Whilst usually this may mean a breach of disclosure requirements, TPR stated that it won’t take regulatory action in the next three months against trustees who suspend CETV activity.

Commenting on these allowances, Peaple added: “We wholly agree with the regulator that it is important that trustees do all they can to protect scheme members from the risk of being scammed after taking a DB transfer.

“It is very welcome that the regulator has made it clear that if schemes need to suspend transfer valuations or payments to protect savers from scams, it will not take action against the scheme for the resulting breach of regulations.”

Meanwhile, Hymans Robertson head of DB, Susan McIlvogue, highlighted that suspending CETV activity could help schemes manage cashflow needs, as well as easing the administrative burden and reducing pension scams.

"However," she adds, "it isn’t necessary for all schemes, particularly those better funded, more de-risked schemes that have been more insulated from the funding impact of covid-19."

The regulator has also included greater flexibilities for scheme valuations, which was highlighted as notably absent from previous guidance by industry experts.

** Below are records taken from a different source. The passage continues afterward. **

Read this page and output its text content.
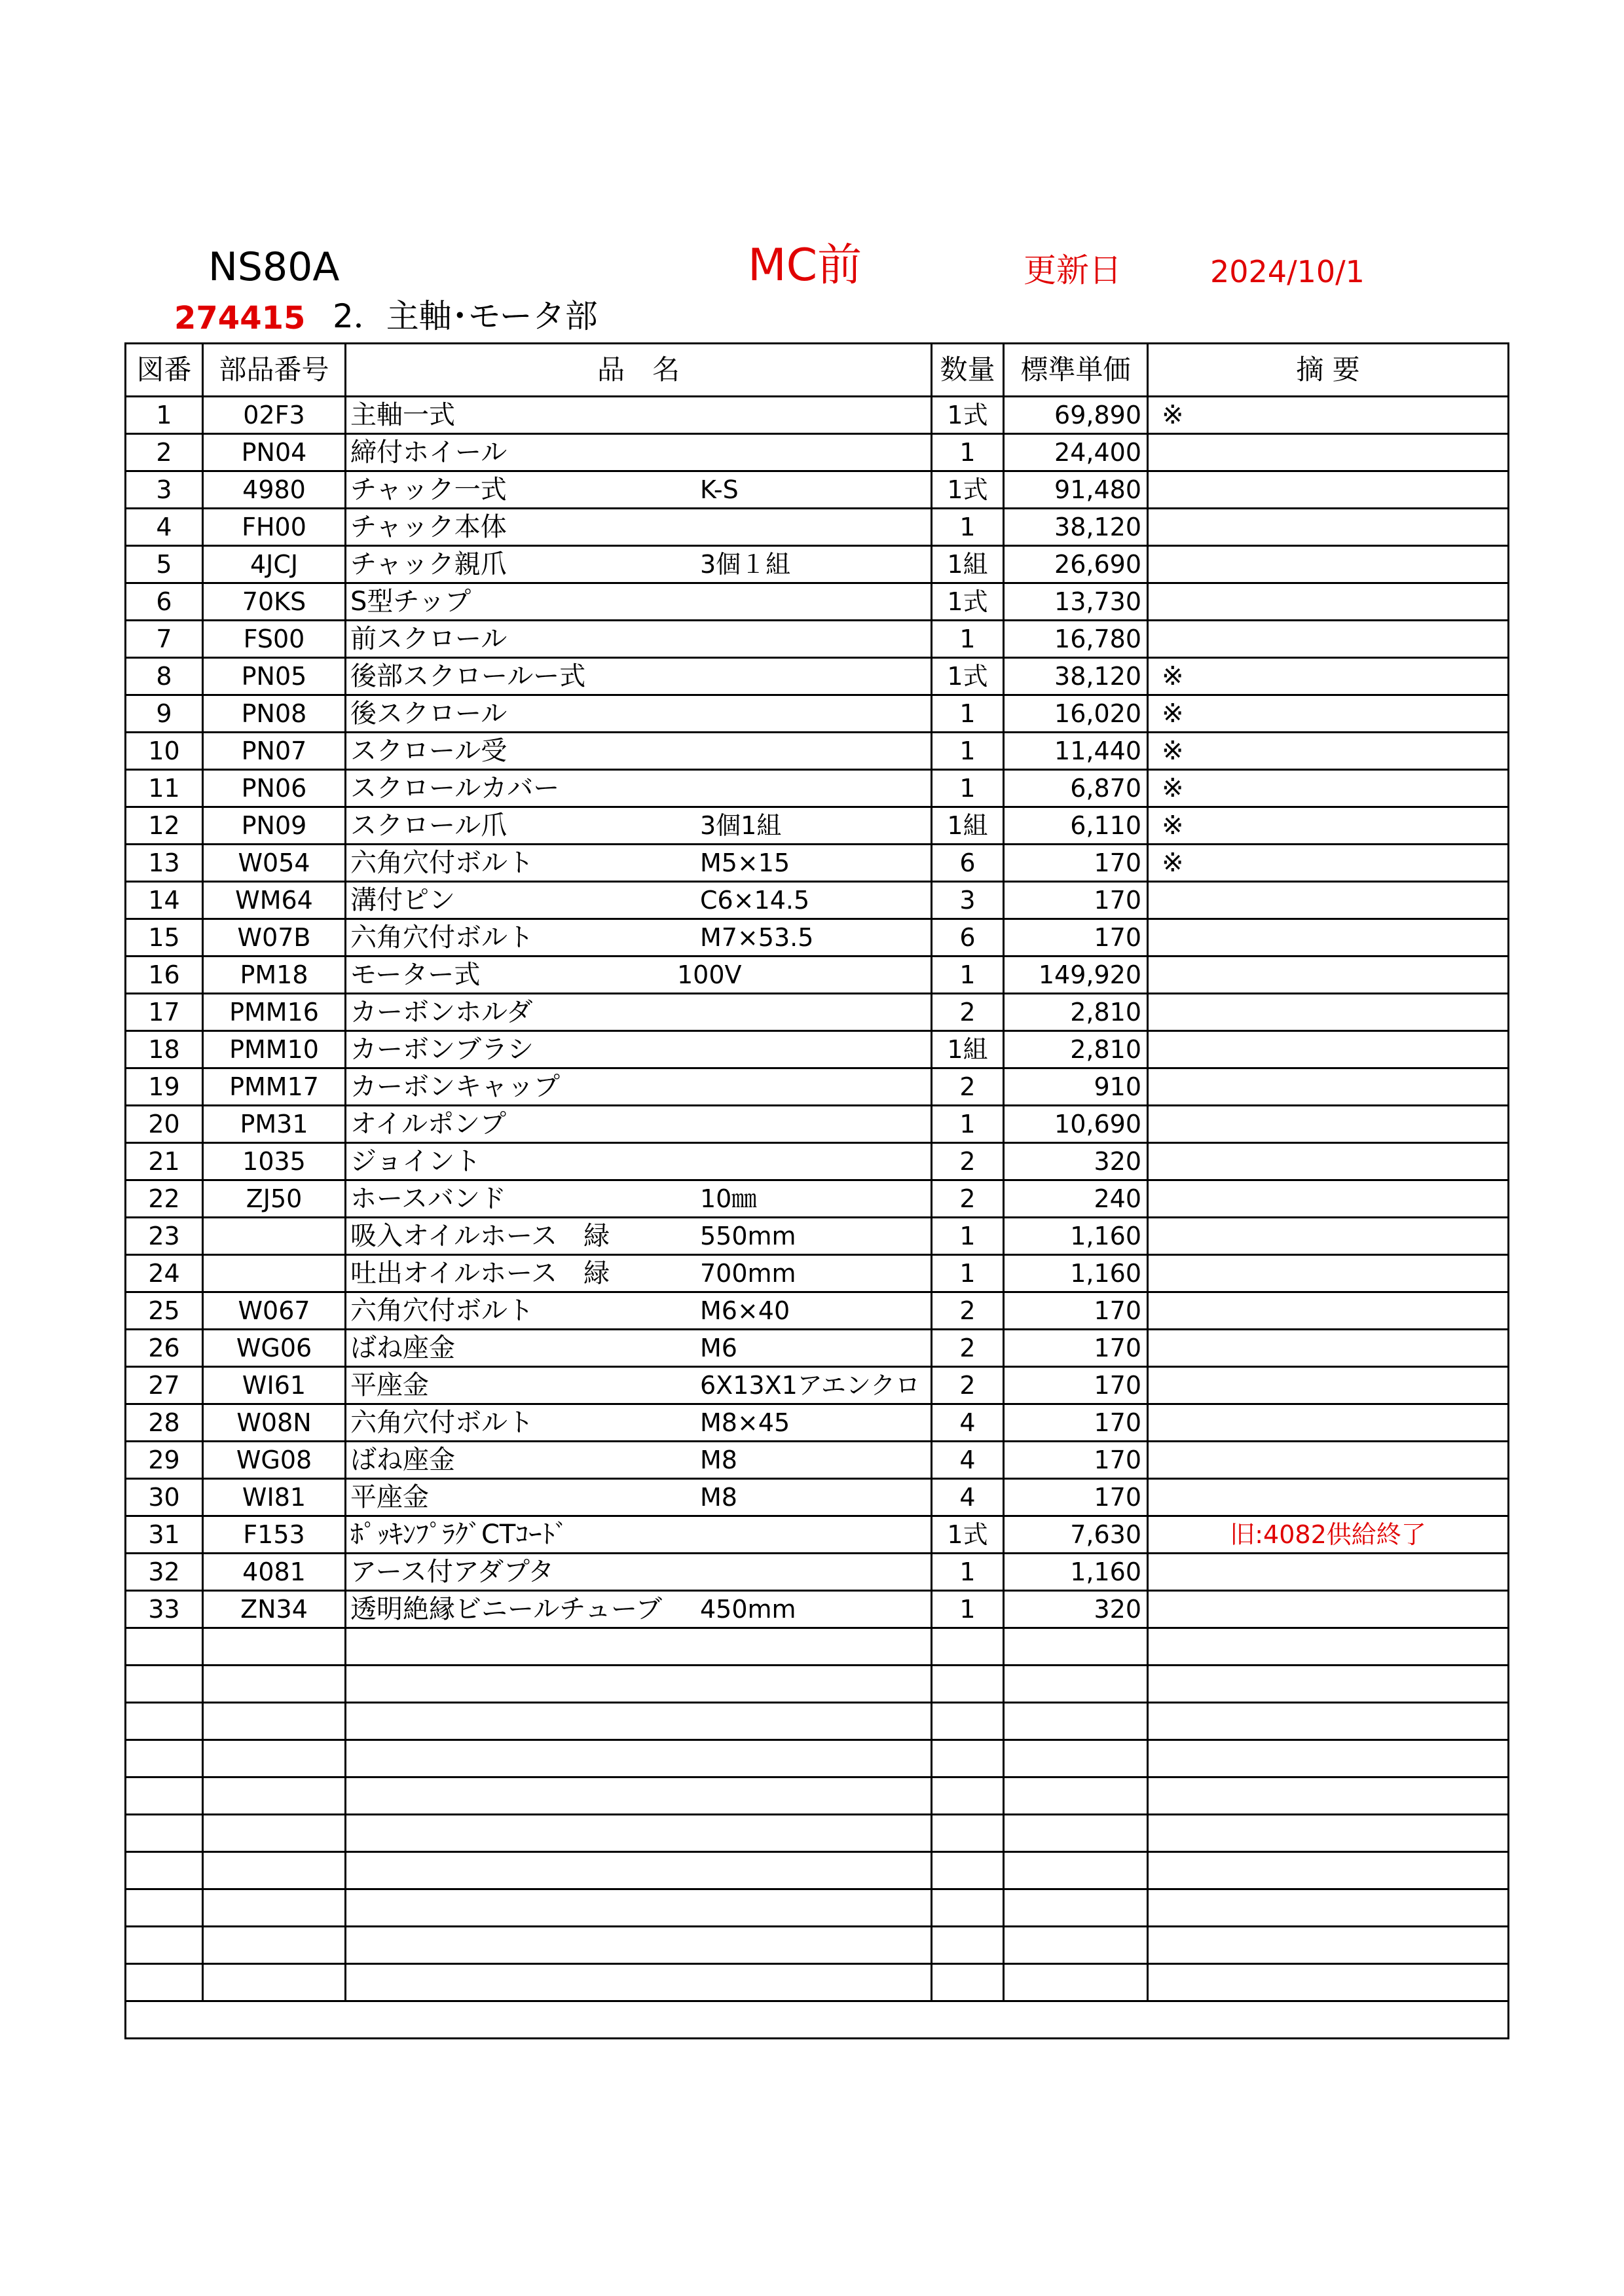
NS80A	MC前	更新日	2024/10/1
274415 2．主軸･モータ部
図番	部品番号	品　名	数量	標準単価	摘 要
1	02F3	主軸一式	1式	69,890	※
2	PN04	締付ホイール	1	24,400	
3	4980	チャック一式 K-S	1式	91,480	
4	FH00	チャック本体	1	38,120	
5	4JCJ	チャック親爪 3個１組	1組	26,690	
6	70KS	S型チップ	1式	13,730	
7	FS00	前スクロール	1	16,780	
8	PN05	後部スクロールー式	1式	38,120	※
9	PN08	後スクロール	1	16,020	※
10	PN07	スクロール受	1	11,440	※
11	PN06	スクロールカバー	1	6,870	※
12	PN09	スクロール爪 3個1組	1組	6,110	※
13	W054	六角穴付ボルト M5×15	6	170	※
14	WM64	溝付ピン C6×14.5	3	170	
15	W07B	六角穴付ボルト M7×53.5	6	170	
16	PM18	モーター式 100V	1	149,920	
17	PMM16	カーボンホルダ	2	2,810	
18	PMM10	カーボンブラシ	1組	2,810	
19	PMM17	カーボンキャップ	2	910	
20	PM31	オイルポンプ	1	10,690	
21	1035	ジョイント	2	320	
22	ZJ50	ホースバンド 10㎜	2	240	
23		吸入オイルホース　緑 550mm	1	1,160	
24		吐出オイルホース　緑 700mm	1	1,160	
25	W067	六角穴付ボルト M6×40	2	170	
26	WG06	ばね座金 M6	2	170	
27	WI61	平座金 6X13X1アエンクロ	2	170	
28	W08N	六角穴付ボルト M8×45	4	170	
29	WG08	ばね座金 M8	4	170	
30	WI81	平座金 M8	4	170	
31	F153	ﾎﾟｯｷﾝﾌﾟﾗｸﾞCTｺｰﾄﾞ	1式	7,630	旧:4082供給終了
32	4081	アース付アダプタ	1	1,160	
33	ZN34	透明絶縁ビニールチューブ 450mm	1	320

TPR has stated that trustees will not be required to take post valuation experience into account, but that it expected them to consider it when agreeing recovery plans nonetheless, with a focus on whether DRCs are still affordable.

Trustees now also have discretion to delay their recovery plan submission by up to three months, as although TPR is unable to waive the statutory obligation, it has said that it won’t take regulatory action in respect of a failure to submit.

All of the measures are expected to be in place until 30 June 2020, although TPR stated that it would review this date, and whether further flexibilities or restrictions are required, “as matters progress”.

TPR also acknowledged that some trustees may decide to continue with the CETV suspension or delayed quotation "if this is still in the best interests of their members", adding that in this case, they must be clear on their reasoning and notify the regulator.

Although no statutory changes have been made to trustee or employer responsibilities, the regulator has confirmed that it will take a flexible approach to enforcement activity, with the updated guidance outlining these allowances.

The approach is in line with the “proportionate and risk-based approach” the regulator outlined earlier this month, with recent guidance on auto-enrolment contributions and late payment reporting following a similar route of enforcement changes, rather than statutory.

Commenting on the updates, PwC pensions partner, Paul Kitson, commented: "It's a sign of the times that we have further advice only a week after TPR issued its most recent update to trustees and sponsors."

Kitson added that the guidance hadn't addressed DC schemes in great detail, predicting that this could be an area where we see further detail in the coming weeks.